Spatially asymptotic S-matrix from general boundary formulation

TL;DR

This paper introduces a novel spatially asymptotic S-matrix in quantum field theory, applicable when interactions diminish with distance but persist over time, and demonstrates its equivalence to the traditional S-matrix.

Contribution

It develops a new S-matrix framework based on the general boundary formulation, shifting the asymptotic states from temporal to spatial infinity, and shows their equivalence.

Findings

The new S-matrix is equivalent to the traditional one in applicable scenarios.

Explicit expressions for the S-matrix are derived using coherent states.

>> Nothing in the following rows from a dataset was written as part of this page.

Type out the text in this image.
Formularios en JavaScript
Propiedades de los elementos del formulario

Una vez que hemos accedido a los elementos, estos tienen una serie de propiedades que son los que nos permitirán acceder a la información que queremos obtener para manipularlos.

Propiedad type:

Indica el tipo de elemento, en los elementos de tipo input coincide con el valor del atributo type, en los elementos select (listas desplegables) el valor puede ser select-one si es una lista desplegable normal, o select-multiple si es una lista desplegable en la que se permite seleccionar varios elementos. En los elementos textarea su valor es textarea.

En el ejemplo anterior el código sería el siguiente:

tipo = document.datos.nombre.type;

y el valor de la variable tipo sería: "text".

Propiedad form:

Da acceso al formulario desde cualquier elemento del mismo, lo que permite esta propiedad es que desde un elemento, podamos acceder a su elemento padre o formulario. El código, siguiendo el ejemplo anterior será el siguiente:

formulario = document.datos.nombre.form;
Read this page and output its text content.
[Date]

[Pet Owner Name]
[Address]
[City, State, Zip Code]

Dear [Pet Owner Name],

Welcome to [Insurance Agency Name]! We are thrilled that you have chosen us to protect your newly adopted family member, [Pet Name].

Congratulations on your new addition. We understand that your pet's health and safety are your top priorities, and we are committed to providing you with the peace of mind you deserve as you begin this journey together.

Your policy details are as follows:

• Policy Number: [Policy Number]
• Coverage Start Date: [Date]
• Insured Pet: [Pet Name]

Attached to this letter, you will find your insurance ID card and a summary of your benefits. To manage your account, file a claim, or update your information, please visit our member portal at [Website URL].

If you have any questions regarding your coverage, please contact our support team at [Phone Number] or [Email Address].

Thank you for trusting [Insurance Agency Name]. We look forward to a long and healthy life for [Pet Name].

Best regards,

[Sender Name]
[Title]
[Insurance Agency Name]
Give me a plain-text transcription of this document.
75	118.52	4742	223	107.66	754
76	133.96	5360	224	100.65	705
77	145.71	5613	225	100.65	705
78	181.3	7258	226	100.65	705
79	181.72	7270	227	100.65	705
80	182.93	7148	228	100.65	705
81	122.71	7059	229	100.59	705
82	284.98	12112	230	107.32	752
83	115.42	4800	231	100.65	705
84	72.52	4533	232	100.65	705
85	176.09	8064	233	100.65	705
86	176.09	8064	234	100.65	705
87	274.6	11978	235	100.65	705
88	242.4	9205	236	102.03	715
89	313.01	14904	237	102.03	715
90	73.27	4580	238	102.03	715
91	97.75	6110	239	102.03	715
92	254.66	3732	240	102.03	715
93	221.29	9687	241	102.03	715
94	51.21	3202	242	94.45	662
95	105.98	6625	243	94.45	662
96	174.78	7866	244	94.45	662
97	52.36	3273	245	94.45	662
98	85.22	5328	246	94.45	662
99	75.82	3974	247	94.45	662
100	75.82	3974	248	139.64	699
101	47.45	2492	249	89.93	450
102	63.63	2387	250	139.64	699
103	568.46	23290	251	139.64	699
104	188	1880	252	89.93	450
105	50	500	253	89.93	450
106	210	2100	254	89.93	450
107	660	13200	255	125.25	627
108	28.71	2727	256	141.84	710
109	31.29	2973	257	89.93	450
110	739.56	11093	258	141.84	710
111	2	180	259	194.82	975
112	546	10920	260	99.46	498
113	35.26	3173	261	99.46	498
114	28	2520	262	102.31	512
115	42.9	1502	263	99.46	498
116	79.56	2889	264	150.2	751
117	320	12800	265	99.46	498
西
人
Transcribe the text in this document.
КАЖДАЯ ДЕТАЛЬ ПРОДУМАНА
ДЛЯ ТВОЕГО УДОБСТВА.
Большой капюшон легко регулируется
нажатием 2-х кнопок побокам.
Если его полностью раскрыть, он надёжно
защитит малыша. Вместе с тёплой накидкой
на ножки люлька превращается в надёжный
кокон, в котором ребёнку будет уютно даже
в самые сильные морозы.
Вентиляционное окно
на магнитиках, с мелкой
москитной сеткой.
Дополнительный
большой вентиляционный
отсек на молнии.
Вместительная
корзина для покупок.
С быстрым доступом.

Crossing symmetry is manifest in the new formalism.

Abstract

We construct a new type of S-matrix in quantum field theory using the general boundary formulation. In contrast to the usual S-matrix the space of free asymptotic states is located at spatial rather than at temporal infinity. Hence, the new S-matrix applies to situations where interactions may remain important at all times, but become negligible with distance. We show that the new S-matrix is equivalent to the usual one in situations where both apply. This equivalence is mediated by an isomorphism between the respective asymptotic state spaces that we construct. We introduce coherent states that allow us to obtain explicit expressions for the new S-matrix. In our formalism crossing symmetry becomes a manifest rather than a derived feature of the S-matrix.